En la mayoría de las casas no había horno, la gente se apañaba con el fuego de leña del hogar y con la cocina económica, después de gas butano. Aunque apenas nos acordamos, hasta en capitales de provincia como ésta la mayoría de las cocinas de los años 70 aún funcionaban con botellas de gas butano.

3 de febrero. Ese tiempo híbrido que contiene a la vez el invierno más duro y una luz dorada que cifra la promesa inminente de la primavera.

Era el día de San Blas, fiesta grande en Torrente, el pueblo donde nació mi padre y donde seguía viviendo mi abuela.

Calle Marco, una calle estrecha y corta que daba por ambos lados a tranquilas avenidas arboladas que recuerdo siempre llenas de sol, cerca del casino.

Justo al lado de casa de la abuela había un horno. Podía salir (y lo hacía) con esas zapatillas afelpadas de ir por casa, y el batincito de pirineos cruzado sobre el pecho, con la llave de casa -una sencilla llave trilobulada, plana y sin seguridad, preciosa, hija de un tiempo en que la artesanía aún era importante, aún tenía su papel como portadora de gracia cotidiana- sujeta con una cintita de raso al tirante del sujetador.
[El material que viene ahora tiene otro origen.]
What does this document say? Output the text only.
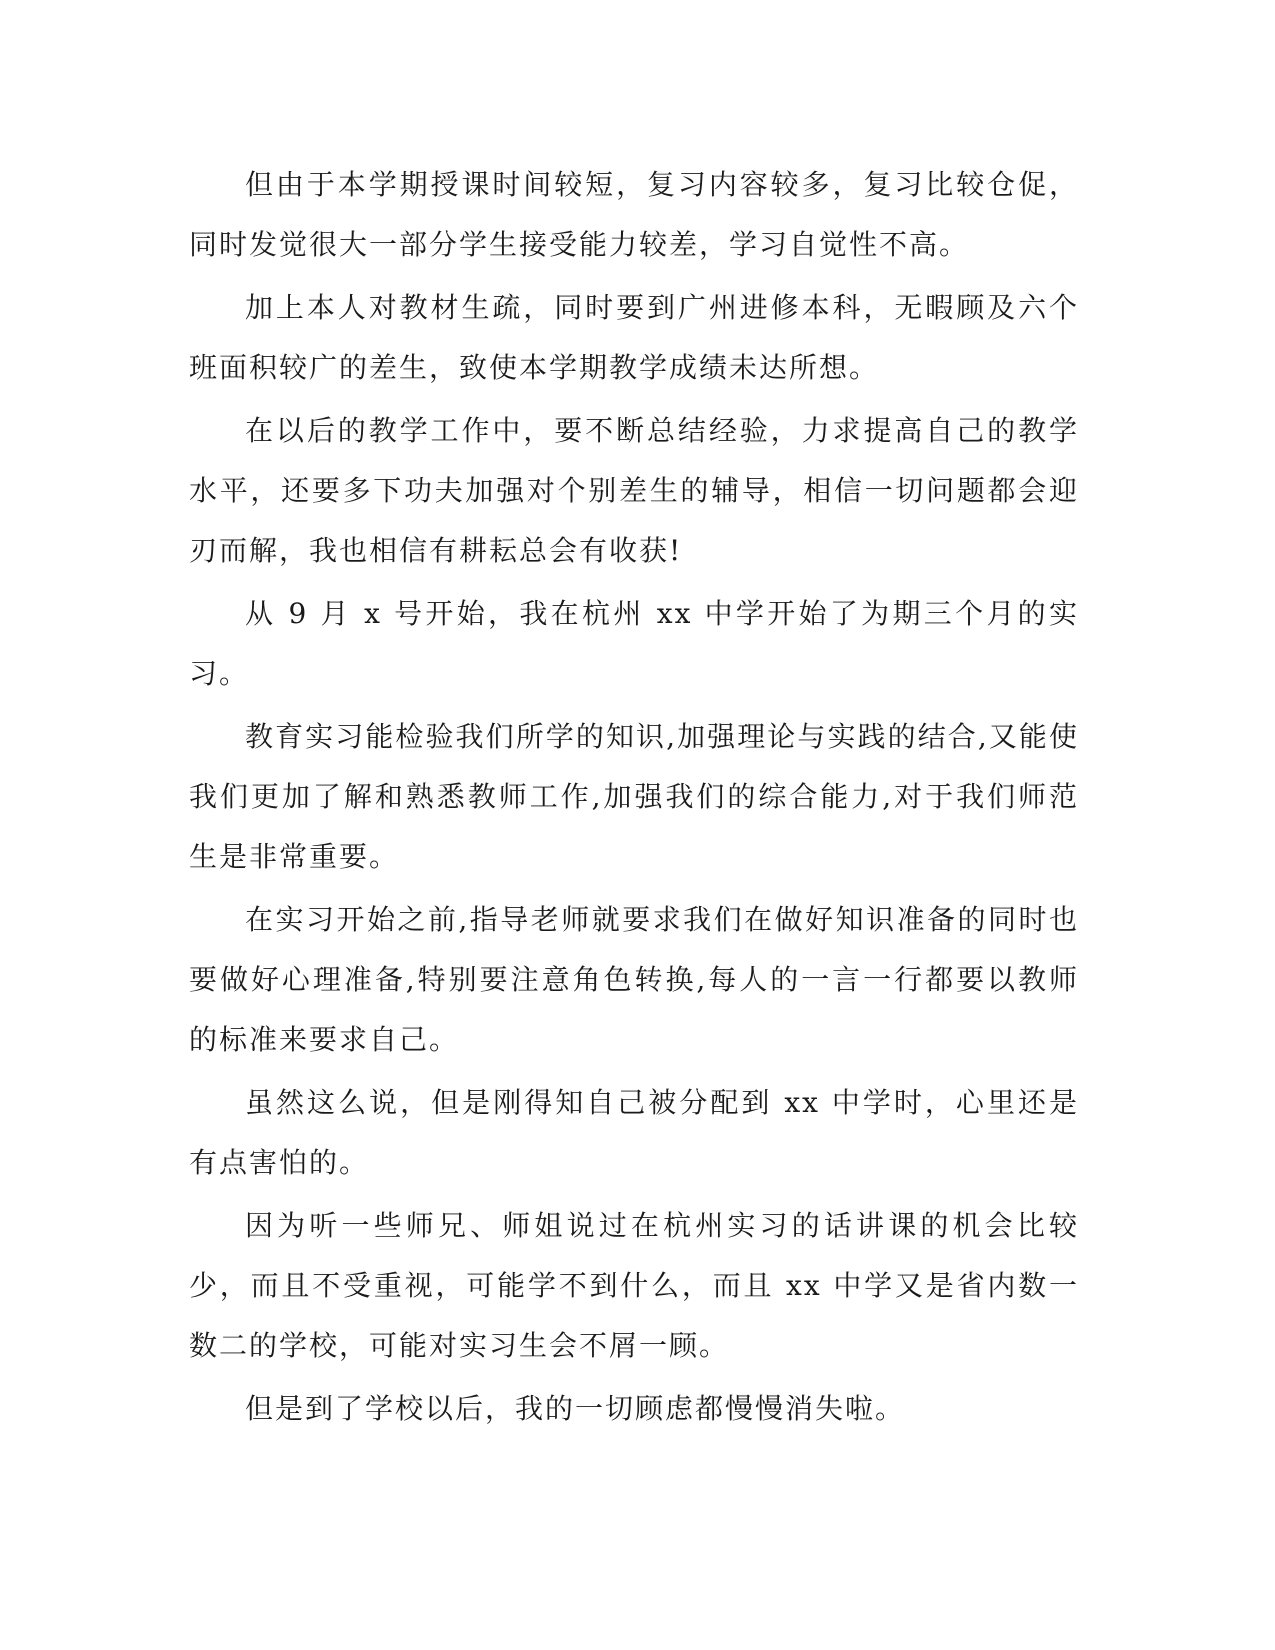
但由于本学期授课时间较短，复习内容较多，复习比较仓促，同时发觉很大一部分学生接受能力较差，学习自觉性不高。

加上本人对教材生疏，同时要到广州进修本科，无暇顾及六个班面积较广的差生，致使本学期教学成绩未达所想。

在以后的教学工作中，要不断总结经验，力求提高自己的教学水平，还要多下功夫加强对个别差生的辅导，相信一切问题都会迎刃而解，我也相信有耕耘总会有收获!

从 9 月 x 号开始，我在杭州 xx 中学开始了为期三个月的实习。

教育实习能检验我们所学的知识,加强理论与实践的结合,又能使我们更加了解和熟悉教师工作,加强我们的综合能力,对于我们师范生是非常重要。

在实习开始之前,指导老师就要求我们在做好知识准备的同时也要做好心理准备,特别要注意角色转换,每人的一言一行都要以教师的标准来要求自己。

虽然这么说，但是刚得知自己被分配到 xx 中学时，心里还是有点害怕的。

因为听一些师兄、师姐说过在杭州实习的话讲课的机会比较少，而且不受重视，可能学不到什么，而且 xx 中学又是省内数一数二的学校，可能对实习生会不屑一顾。

但是到了学校以后，我的一切顾虑都慢慢消失啦。
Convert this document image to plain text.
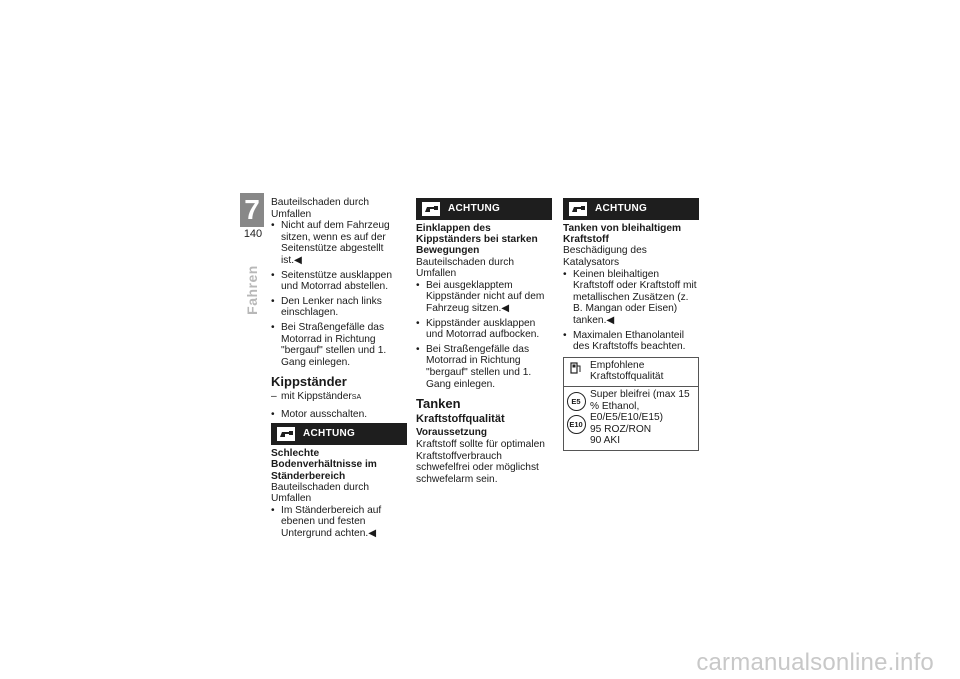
7
140
Fahren

Bauteilschaden durch Umfallen

• Nicht auf dem Fahrzeug sitzen, wenn es auf der Seitenstütze abgestellt ist.◀
• Seitenstütze ausklappen und Motorrad abstellen.
• Den Lenker nach links einschlagen.
• Bei Straßengefälle das Motorrad in Richtung "bergauf" stellen und 1. Gang einlegen.
Kippständer
– mit Kippständer SA
• Motor ausschalten.
ACHTUNG
Schlechte Bodenverhältnisse im Ständerbereich

Bauteilschaden durch Umfallen

• Im Ständerbereich auf ebenen und festen Untergrund achten.◀
ACHTUNG
Einklappen des Kippständers bei starken Bewegungen

Bauteilschaden durch Umfallen

• Bei ausgeklapptem Kippständer nicht auf dem Fahrzeug sitzen.◀
• Kippständer ausklappen und Motorrad aufbocken.
• Bei Straßengefälle das Motorrad in Richtung "bergauf" stellen und 1. Gang einlegen.
Tanken
Kraftstoffqualität
Voraussetzung

Kraftstoff sollte für optimalen Kraftstoffverbrauch schwefelfrei oder möglichst schwefelarm sein.

ACHTUNG
Tanken von bleihaltigem Kraftstoff

Beschädigung des Katalysators

• Keinen bleihaltigen Kraftstoff oder Kraftstoff mit metallischen Zusätzen (z. B. Mangan oder Eisen) tanken.◀
• Maximalen Ethanolanteil des Kraftstoffs beachten.
Empfohlene Kraftstoffqualität
E5
E10
Super bleifrei (max 15 % Ethanol, E0/E5/E10/E15)
95 ROZ/RON
90 AKI
carmanualsonline.info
La casa era sencilla. Bien puesta, sobria, aseada. Sin lujos. No era una casa confortable, pero los niños la adorábamos. Con las paredes principales revestidas de azulejos, era una casa fría, hecha para el tiempo cálido, como todas las casas levantinas con esa concepción interior.

Llevaba puesta la nobleza de serie, igual que algunas mujeres nacen con una elegancia que las distingue de forma natural.

Arriba azulejos blancos biselados, abajo un friso modernista coronando una guirnalda de rosas reventonas y florecitas silvestres, un diseño lleno de encanto, pintado delicadamente a mano, en el que podías percibir cada pincelada (que era, sin duda, de mujer. Las mujeres, desde siempre, hemos sido quienes cogían los pinceles en las fábricas igual que éramos quienes envasaban el fresón o preparaban la anchoa).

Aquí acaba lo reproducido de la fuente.